Media reports have cast cocoa as a doomed crop cultivated by aging farmers and shunned by younger generations, which may lead to chocolate shortages.
However, research by KIT and funded by Lindt, says we are not close to a “tipping-point” for cocoa.
Financial support
The independent KIT research was supported by Lindt, UTZ, the German Initiative on Sustainable Cocoa, CIRAD, Sudwind, IDH and the Jacobs Foundation. The study was conducted by Roger Bymolt, Anna Laven, Cedric Steijn and Marcelo Tyszler. The study and full dataset will enter the public domain at the World Cocoa Conference in Berlin next month.
The study - 'Demystifying the cocoa sector in Côte d'Ivoire and Ghana' - conducted surveys in 37 communities in Ghana and 37 in Cote d'Ivoire with around 3,000 households and held focus groups with farmers.
‘No concern on supply’
“Our study suggests that the world is not ‘running out of cocoa farmers’,” Anna Laven, senior advisor at KIT, told ConfectioneryNews.

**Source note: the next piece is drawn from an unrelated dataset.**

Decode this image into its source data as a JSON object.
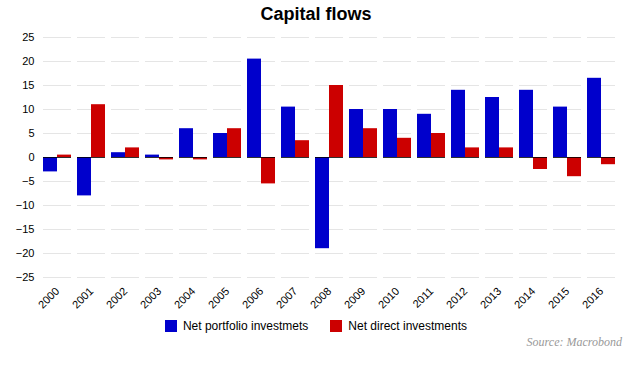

She said the study found no evidence the mean age of cocoa farmers - 50.69 years, and 45.55 years in Côte d’Ivoire in the KIT study - is increasing, when compared to ages in earlier studies.
“Younger farmers continue to step into cocoa at a rate that at least replaces older farmers stepping out,” said Laven.
“Our data suggests that there is no concern on supply in the coming years and decades,” she said.
Top crop
Cocoa is even becoming more popular, suggests the KIT study.
Around 84% of Ghanaian respondents said cocoa was the most important crop today, while 79% perceived it to be so five years.
Similarly, in Côte d'Ivoire, around 61% said cocoa was the main crop today and only 57% said this was the case five years ago.
Cocoa remains attractive because it generates a higher income than other crops, it has a national heritage in both countries and can help secure land rights, said farmers in the KIT study.
Before the price drop
KIT surveys asked about experiences during the 2015/16 cocoa season. "When we collected the data, it was just before the price drop, so maybe if we asked the questions to the farmers today, they might have different responses,” said Laven.
Income driver
In Ghana, respondents said cocoa generates a higher income compared to other crops.
“Many participants specifically discussed how income from cocoa enables them to pay school fees, which were often cited as the household’s highest expenditure item,” said Laven.
The KIT researcher said many respondents are happy that cocoa income comes primarily in bulk during the main crop in December.
“The large influx of cash is used to buy building supplies and, if necessary, masons to build or renovate houses.
“Cocoa was one of the few crops that participants discussed as enabling them to undertake house construction or renovation,” she said.
Ivorian and Ghanaian farmers also talk favorably about market regulation, which helps protect them from price fluctuations, and which doesn’t exist for many other crops.
In Ghana, multi-stakeholder platform the ‘Producer Price Review Committee sets a guaranteed cocoa price, while national regulator Le Conseil du Café-Cacao sets fixed farm gate prices in Côte d’Ivoire.
Cocoa farmers already diversify
"It's really common for a household to produce more than one crop,” said Laven at Chocoa. According to the self-assessments of those surveyed, Ghana cocoa accounted for 61% of income for cocoa households, while 20% came from other crops, mainly cassava, plantain, cocoyam and maize. In Côte d’Ivoire, 66% of a cocoa household's income came from cocoa and 24% from other crops, mainly cassava, plantain, chili and eggplant.
National importance
Study participants also took pride in growing a crop of national importance cultivated by their ancestors.
“Quite a number of participants described cocoa as the backbone of the Ghanaian economy, the biggest source of foreign exchange and a big contributor to the country’s development,” said Laven.
However, Ivorian respondents gave national identity less prominence.
“Coffee, not cocoa, was considered to be the ‘traditional crop’ in a number of communities in the research areas, even though cocoa was said to have overtaken coffee as the most important crop due to its profitability and lower labor demands,” said Laven.
Quicker income and land rights
Cocoa has other practical benefits, suggested KIT’s research.
It typically takes three years to start yielding after planting, a shorter period than crops such as rubber.
“This means that farmers who plant cocoa on a new plot face a shorter period without income than if they plant rubber,” said Laven.
The KIT advisor added: “In Ghana, growing cocoa is actually perceived as a way for households to secure land rights.
“Participants argued that once a household plants cocoa trees, the land becomes their long-term property as long as the trees remain on the land.”
Too many farmers
Speaking at the Chocoa conference, Laven said: "Let's not push farmers into other alternatives if cocoa is actually the best alternative there is."
She told us today: “…Rather than worrying about having too few cocoa farmers, we should worry about having currently too many farmers that produce cocoa inefficiently on too much land, earning too little money. That is not sustainable.”